In the end, it comes down to empowerment. The cliché tells us that knowledge is power – and it is. “Knowing one’s HIV status is of primary importance,” says Hill. “The single most important thing a woman can do for herself is to get tested because the earlier you detect the virus, the better the prognosis.” But empowerment also means helping women gain the skills they need to become self-sufficient. “We know that HIV positive women in our GED classes and job training program have better medication adherence and more ease in negotiating safer sex,” she continues. “At first we didn’t understand why this was true, but then we realized, of course, if someone feels good about who she is and feels valued as a person, she is better able to say ‘no way’ to her partners if they don’t want to practice safer sex.”
The federal Centers for Disease Control agree that women should know their status – and get early care if they test positive. Toward that end, in March, they launched a pilot program targeted to African-American females in ten mid-sized cities. “Take charge. Take the Test,” the ads begin. “You know him. But you can’t know everything,” reads one. “You feel as if you’ve known him forever, but that doesn’t mean you know everything. Get a free HIV test,” says another. The ads are up in Atlanta, Chicago, Detroit, Fort Lauderdale, Houston, Memphis, Newark, Hyattsville and Saint Louis and will likely go up in other cities later this year.

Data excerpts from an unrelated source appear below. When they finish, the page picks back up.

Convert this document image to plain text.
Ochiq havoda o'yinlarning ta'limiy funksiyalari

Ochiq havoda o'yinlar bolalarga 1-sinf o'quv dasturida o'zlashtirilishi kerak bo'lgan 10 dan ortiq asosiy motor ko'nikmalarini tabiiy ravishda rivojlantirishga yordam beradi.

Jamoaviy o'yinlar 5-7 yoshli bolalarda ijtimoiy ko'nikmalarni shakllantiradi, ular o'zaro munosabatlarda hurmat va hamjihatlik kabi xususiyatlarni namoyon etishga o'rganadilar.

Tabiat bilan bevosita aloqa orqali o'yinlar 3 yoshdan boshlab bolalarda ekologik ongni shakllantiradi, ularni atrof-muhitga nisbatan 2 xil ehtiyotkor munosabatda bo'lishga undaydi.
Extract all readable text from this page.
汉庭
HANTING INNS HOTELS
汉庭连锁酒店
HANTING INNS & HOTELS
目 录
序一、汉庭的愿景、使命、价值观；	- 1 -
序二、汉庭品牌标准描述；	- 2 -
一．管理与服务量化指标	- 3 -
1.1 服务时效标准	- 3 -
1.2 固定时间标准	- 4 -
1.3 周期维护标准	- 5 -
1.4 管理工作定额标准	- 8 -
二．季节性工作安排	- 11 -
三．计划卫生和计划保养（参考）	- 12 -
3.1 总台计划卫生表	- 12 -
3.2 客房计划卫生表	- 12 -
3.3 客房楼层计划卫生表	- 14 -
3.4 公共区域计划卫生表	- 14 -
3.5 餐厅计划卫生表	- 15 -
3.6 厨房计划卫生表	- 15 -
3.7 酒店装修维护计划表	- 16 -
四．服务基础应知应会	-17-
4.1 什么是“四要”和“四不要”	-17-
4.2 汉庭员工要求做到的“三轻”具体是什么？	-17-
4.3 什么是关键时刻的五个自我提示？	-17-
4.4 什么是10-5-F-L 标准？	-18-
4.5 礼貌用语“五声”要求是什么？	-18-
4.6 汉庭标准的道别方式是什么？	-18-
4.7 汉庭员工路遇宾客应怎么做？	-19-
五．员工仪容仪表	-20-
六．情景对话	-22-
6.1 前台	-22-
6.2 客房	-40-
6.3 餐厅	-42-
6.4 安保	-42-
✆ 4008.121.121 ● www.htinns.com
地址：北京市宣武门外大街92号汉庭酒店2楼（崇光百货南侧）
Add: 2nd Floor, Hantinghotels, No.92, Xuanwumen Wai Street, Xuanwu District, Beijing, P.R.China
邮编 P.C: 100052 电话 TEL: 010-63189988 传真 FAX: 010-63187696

Meanwhile, countless underfunded service and advocacy groups throughout the US continue to work tirelessly, offering counseling, testing and support to women, girls, and families affected by HIV/AIDS. They know how much remains to be done – both to care for those who are infected and to educate communities about safer sex. In addition, new developments have changed the face of AIDS and advocates are frequently called upon to advise young HIV-positive women about pregnancy risks, pre-exposure prophylaxis drugs and continual scientific breakthroughs.
“Twenty years ago people were passing away quickly and had to manage 20 or 30 pills a day,” says Robin Wilder of Iris House. “Now people are living longer, taking fewer, safer, medications, and are able to go out and do things. They’re able to take control of their lives.”
That said, Diva Wooten remains circumspect. “Remember, people still die from AIDS,” she reminds me as we’re saying goodbye. “The crisis is by no means over. We have to find a cure.”